The future of the US-designated leader of the World Bank should become clear this week. An internal special committee has been investigating controversy surrounding Mr. Wolfowitz's actions in regard to his companion, Shaha Riza, who on his direction was given a large pay raise when she was reassigned from the World Bank to the State Department in 2005.
Wolfowitz says he tried to recuse himself from the situation and took personal action only after the bank's ethics committee said he must. Bank officials say they were unaware of the generous terms of Ms. Riza's transfer.
Board takes up Wolfowitz matter
At time of writing, the full 24-member board of the World Bank was scheduled to receive the special committee's findings and conclusions on May 14. Wolfowitz himself was scheduled to testify before the board on May 15. Following that, the board must decide whether or not to take the unprecedented step of ousting the bank president.
If they do, the bank's new leader will have a tough job, say some experts – and not just because they would be taking office following a period of internal turmoil.
"A new president really has to define a new vision for the World Bank," says Nancy Birdsall, president of the Center for Global Development.
For one thing, the bank's role in China, India, and other rapidly developing middle-income countries needs to be revitalized, says Ms. Birdsall.
World Bank borrowing from this group of countries has declined "dramatically," says a Center for Global Development report, due to their increasing access to private capital markets and their perception that dealing with the World Bank can be a hassle.
Among other things, the bank should reorient itself so that the provision of development advice and knowledge is one of its primary products for middle-income nations, says Birdsall.
"Knowledge and experience is what defines the institution," she says.
Birdsall also believes that the bank should focus more and more on projects that deal with problems that cut across national borders, such as global warming, and that it needs to expand its provision of out-and-out grants to countries so poor that their per capita income is below $500.
Many experts also believe that the struggle over Wolfowitz's actions point out that the governing structure of the World Bank should be modernized.
By tradition, the US appoints the head of the World Bank and Europe appoints the head of the International Monetary Fund (IMF). That may have made sense when the bank was founded in 1945, since US financial and military power was unchallenged in the wake of the destruction of World War II. But today it may simply seem a quasi-colonial privilege, say critics.

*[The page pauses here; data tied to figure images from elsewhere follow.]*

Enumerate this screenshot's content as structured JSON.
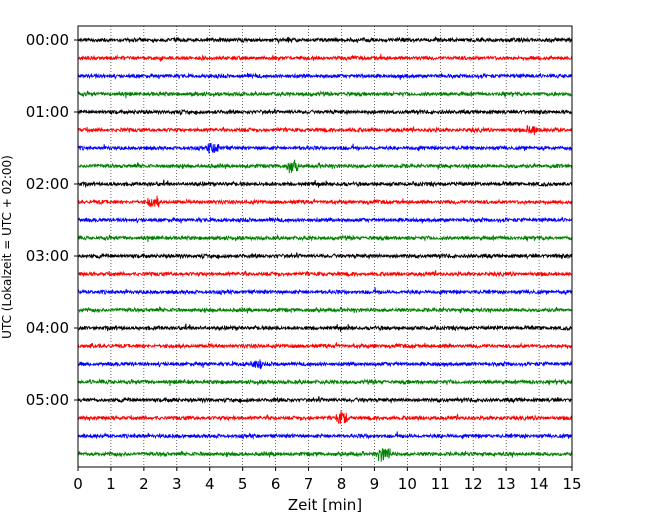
{
  "chart_data": {
    "type": "line",
    "title": "",
    "xlabel": "Zeit  [min]",
    "ylabel": "UTC (Lokalzeit = UTC + 02:00)",
    "xlim": [
      0,
      15
    ],
    "x_ticks": [
      0,
      1,
      2,
      3,
      4,
      5,
      6,
      7,
      8,
      9,
      10,
      11,
      12,
      13,
      14,
      15
    ],
    "y_tick_labels": [
      "00:00",
      "01:00",
      "02:00",
      "03:00",
      "04:00",
      "05:00"
    ],
    "trace_minutes": 15,
    "trace_count": 24,
    "traces_per_hour": 4,
    "trace_colors": [
      "#000000",
      "#ff0000",
      "#0000ff",
      "#008000"
    ],
    "grid": "vertical dotted lines at each minute",
    "series_description": "seismograph helicorder traces, one line per 15 minutes of recording"
  }
}
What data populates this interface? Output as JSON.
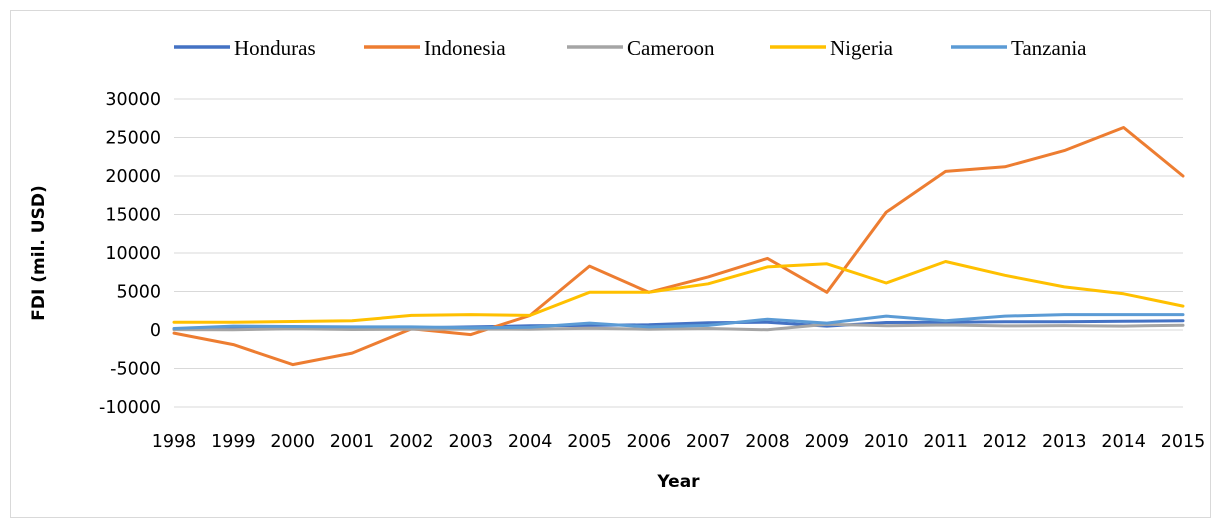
{
  "chart_data": {
    "type": "line",
    "title": "",
    "xlabel": "Year",
    "ylabel": "FDI (mil. USD)",
    "ylim": [
      -10000,
      30000
    ],
    "yticks": [
      30000,
      25000,
      20000,
      15000,
      10000,
      5000,
      0,
      -5000,
      -10000
    ],
    "categories": [
      "1998",
      "1999",
      "2000",
      "2001",
      "2002",
      "2003",
      "2004",
      "2005",
      "2006",
      "2007",
      "2008",
      "2009",
      "2010",
      "2011",
      "2012",
      "2013",
      "2014",
      "2015"
    ],
    "grid": true,
    "legend_position": "top",
    "series": [
      {
        "name": "Honduras",
        "color": "#4472c4",
        "values": [
          100,
          230,
          380,
          300,
          270,
          400,
          550,
          600,
          670,
          930,
          1010,
          510,
          970,
          1010,
          1060,
          1060,
          1140,
          1200
        ]
      },
      {
        "name": "Indonesia",
        "color": "#ed7d31",
        "values": [
          -400,
          -1900,
          -4500,
          -3000,
          150,
          -600,
          1900,
          8300,
          4900,
          6900,
          9300,
          4900,
          15300,
          20600,
          21200,
          23300,
          26300,
          20000
        ]
      },
      {
        "name": "Cameroon",
        "color": "#a5a5a5",
        "values": [
          50,
          40,
          160,
          70,
          100,
          120,
          100,
          230,
          100,
          190,
          20,
          740,
          540,
          650,
          530,
          570,
          500,
          620
        ]
      },
      {
        "name": "Nigeria",
        "color": "#ffc000",
        "values": [
          1000,
          1000,
          1100,
          1200,
          1900,
          2000,
          1900,
          4900,
          4900,
          6000,
          8200,
          8600,
          6100,
          8900,
          7100,
          5600,
          4700,
          3100
        ]
      },
      {
        "name": "Tanzania",
        "color": "#5b9bd5",
        "values": [
          200,
          500,
          450,
          400,
          400,
          300,
          350,
          900,
          400,
          600,
          1400,
          900,
          1800,
          1200,
          1800,
          2000,
          2000,
          2000
        ]
      }
    ]
  }
}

Calls for merit-based selection
Instead, both the bank and the IMF should have a merit-based selection process, says Dr. Bradford. That way, the bank's president reasonably could say they represent the world community as a whole. "The person has to be a world figure," he says.
Stanley Fischer, a former professor of economics at Massachusetts Institute of Technology and World Bank vice president who is currently governor of the Bank of Israel is one such possible candidate.
Is World Bank necessary?
Other critics of the bank have taken the opportunity of the Wolfowitz crisis to question whether the World Bank is even necessary. Columnist George Will, for instance, wrote on May 10 that "the bank's rationale, never strong, has evaporated."
It's hard to show that bank loans produce growth, Will argues. At the same time, most loans go to the middle-income countries, who today are perfectly capable of attracting private-sector money on their own.
The bank's defenders say that its financial strength and expertise will be essential if the world is to even approach the Millennium Development Goal of halving global poverty by 2015.
"But the bank faces some real challenges in adapting its internal governance structure and instruments – put in place 60 years ago – to dramatic changes in the global economy and in the relative power and needs of its shareholders," says the Center for Global Development report.